Disney (business) crossover

So far, this roadmap has worked for Disney-owned Marvel game buddies. In 2016, Marvel Games became a public brand steward and previously plagued by exclusive deals similar to the Star Wars arrangements on EA and Lucasfilm. In the early 2000s, Marvel and Activision agreed on exclusive rights to the X-Men, Spider-Man, Fantastic Four, and Iron Man games. The partnership seemed to be very successful in the early days, with hits such as Spider-Man 2’s film adaptation and the X-Men Legend Line, and the two companies renewed their contracts with Spider-Man and mutants until 2017. That went on, with the Spider-Man franchise losing its reputation and Marvel feeling an MCU movie license pull elsewhere, resulting in overwhelming returns. The relationship finally seemed to break in 2014, but through a Marvel movie tie-up in the early 2010s, a series of disappointed Iron Man, Thor, based on market needs rather than game ideas. , Captain America game was born.

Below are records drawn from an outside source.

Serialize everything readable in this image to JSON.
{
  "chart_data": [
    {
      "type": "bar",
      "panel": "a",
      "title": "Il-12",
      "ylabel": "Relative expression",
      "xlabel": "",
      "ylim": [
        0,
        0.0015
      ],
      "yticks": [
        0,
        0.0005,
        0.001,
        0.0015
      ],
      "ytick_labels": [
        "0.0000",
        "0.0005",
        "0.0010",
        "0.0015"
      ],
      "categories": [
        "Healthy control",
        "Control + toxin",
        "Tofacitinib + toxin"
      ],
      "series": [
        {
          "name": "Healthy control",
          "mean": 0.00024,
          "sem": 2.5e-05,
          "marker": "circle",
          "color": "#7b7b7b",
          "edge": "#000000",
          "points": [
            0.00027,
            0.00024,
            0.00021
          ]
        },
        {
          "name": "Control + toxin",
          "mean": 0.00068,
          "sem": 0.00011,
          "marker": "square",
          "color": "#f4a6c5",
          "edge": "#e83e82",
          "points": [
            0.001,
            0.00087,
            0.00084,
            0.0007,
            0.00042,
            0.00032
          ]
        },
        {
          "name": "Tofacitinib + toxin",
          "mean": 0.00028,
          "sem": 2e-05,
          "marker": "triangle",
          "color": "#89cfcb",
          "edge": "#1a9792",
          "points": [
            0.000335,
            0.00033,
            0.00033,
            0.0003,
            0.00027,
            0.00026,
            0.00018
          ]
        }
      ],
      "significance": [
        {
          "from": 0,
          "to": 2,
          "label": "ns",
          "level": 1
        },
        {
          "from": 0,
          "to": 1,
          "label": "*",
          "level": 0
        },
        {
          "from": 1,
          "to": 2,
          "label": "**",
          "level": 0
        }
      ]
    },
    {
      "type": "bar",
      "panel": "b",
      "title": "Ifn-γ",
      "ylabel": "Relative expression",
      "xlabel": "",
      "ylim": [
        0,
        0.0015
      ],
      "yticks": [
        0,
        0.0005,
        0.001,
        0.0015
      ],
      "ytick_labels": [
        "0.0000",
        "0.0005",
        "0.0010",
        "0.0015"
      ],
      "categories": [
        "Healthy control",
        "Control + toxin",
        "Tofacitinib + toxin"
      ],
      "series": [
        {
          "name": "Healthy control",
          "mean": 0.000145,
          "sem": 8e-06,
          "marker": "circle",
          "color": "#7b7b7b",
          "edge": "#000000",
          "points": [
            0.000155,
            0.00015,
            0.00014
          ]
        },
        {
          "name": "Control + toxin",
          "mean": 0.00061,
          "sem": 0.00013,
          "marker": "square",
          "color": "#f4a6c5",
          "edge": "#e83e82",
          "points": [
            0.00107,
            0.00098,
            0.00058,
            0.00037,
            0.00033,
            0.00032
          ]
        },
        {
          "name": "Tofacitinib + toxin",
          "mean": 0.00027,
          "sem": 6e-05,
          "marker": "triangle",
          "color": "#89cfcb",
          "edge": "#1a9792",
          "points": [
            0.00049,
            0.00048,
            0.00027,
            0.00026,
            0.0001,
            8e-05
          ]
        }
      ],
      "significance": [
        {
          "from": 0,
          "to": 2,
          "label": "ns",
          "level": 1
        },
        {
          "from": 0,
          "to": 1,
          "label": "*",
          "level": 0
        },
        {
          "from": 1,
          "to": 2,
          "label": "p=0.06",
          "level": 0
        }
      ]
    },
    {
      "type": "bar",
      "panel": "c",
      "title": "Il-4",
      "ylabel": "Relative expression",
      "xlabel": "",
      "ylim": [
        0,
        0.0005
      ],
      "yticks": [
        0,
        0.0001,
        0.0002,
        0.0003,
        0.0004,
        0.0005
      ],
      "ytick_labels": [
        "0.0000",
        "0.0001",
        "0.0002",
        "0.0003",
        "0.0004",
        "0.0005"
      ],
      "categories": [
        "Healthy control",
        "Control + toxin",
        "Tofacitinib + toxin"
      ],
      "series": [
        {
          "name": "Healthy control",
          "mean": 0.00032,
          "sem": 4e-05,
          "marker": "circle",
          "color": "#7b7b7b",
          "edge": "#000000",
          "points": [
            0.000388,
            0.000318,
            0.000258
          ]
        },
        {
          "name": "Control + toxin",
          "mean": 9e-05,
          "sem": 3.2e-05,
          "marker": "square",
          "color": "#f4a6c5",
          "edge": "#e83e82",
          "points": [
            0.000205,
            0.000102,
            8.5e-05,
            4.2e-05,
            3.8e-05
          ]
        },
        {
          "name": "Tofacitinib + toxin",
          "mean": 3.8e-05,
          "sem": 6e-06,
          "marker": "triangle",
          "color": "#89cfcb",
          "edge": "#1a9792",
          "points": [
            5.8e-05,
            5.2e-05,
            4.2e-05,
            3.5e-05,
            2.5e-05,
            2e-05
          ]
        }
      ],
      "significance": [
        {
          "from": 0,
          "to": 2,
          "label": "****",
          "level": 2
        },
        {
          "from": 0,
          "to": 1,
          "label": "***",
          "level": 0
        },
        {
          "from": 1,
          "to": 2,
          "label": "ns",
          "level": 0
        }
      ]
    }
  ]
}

By changing the brand name, Marvel Games has partnered with various developers and publishers to create a variety of games to meet the needs of movie and television partnerships, without being bound by exclusive contracts with specific companies. Did. That’s why you can see the PlayStation-only Spider-Man series developed by Insomniac along with the multi-platform Avengers series released near Nintendo (Spider-Man is also PlayStation-only, but that’s a completely different story)-exclusive. Marvel Ultimate Alliance sequel.Sure, each of them wasn’t a runaway success like Marvel’s Spider-Man, but it’s clear that Marvel doesn’t prevent developers from playing with the heroes and types of heroes they want to develop the game into. Camouflaj can develop Iron Man VR games, and Crystal Dynamics will continue to use Tony Stark as a playable character for Marvel’s Avengers. You can create a completely different game with a completely different vision under the name of the Marvel game, without the console or publisher agreement prohibiting a particular company from working with Marvel. Marvel has already worked with Telltale Games, Capcom, Crystal Dynamics, Insomniac, Camouflaj and more.

More experimentation and general than would have been seen if Marvel agreed to allow only a single publisher or developer to work on a particular Marvel character by centrally linking things to Marvel’s company. Diversity is now possible. And that leads to double interests-when the partnership works, Marvel can continue to work with the developers, and when the project goes wrong, Marvel is memorable and loved by its vast abundance. Characters that are not tied to just one transaction with what you are doing.

Of course, this is the most exciting part of Lucasfilm Games’ ability to extend beyond the EA and Disney deal. The Star Wars-licensed EA era has been politely confused and remembered in well-known publicly canceled games like Amy Henig and Visceral’s Ragtag. The year when there were no Star Wars games, and the microtransaction blunder over the launch of Star Wars Battlefront II. Of course, not everything is bad news, and EA has turned the ship around in recent years-the Battlefront II team has continuously added DLC, Star Wars Jedi: Fallen Order is a Jedi action-adventure game fan. Provided what they wanted, the Star Wars squadron proved that small projects could fit into the EA pipeline and fulfill completely different wishes from the galaxy.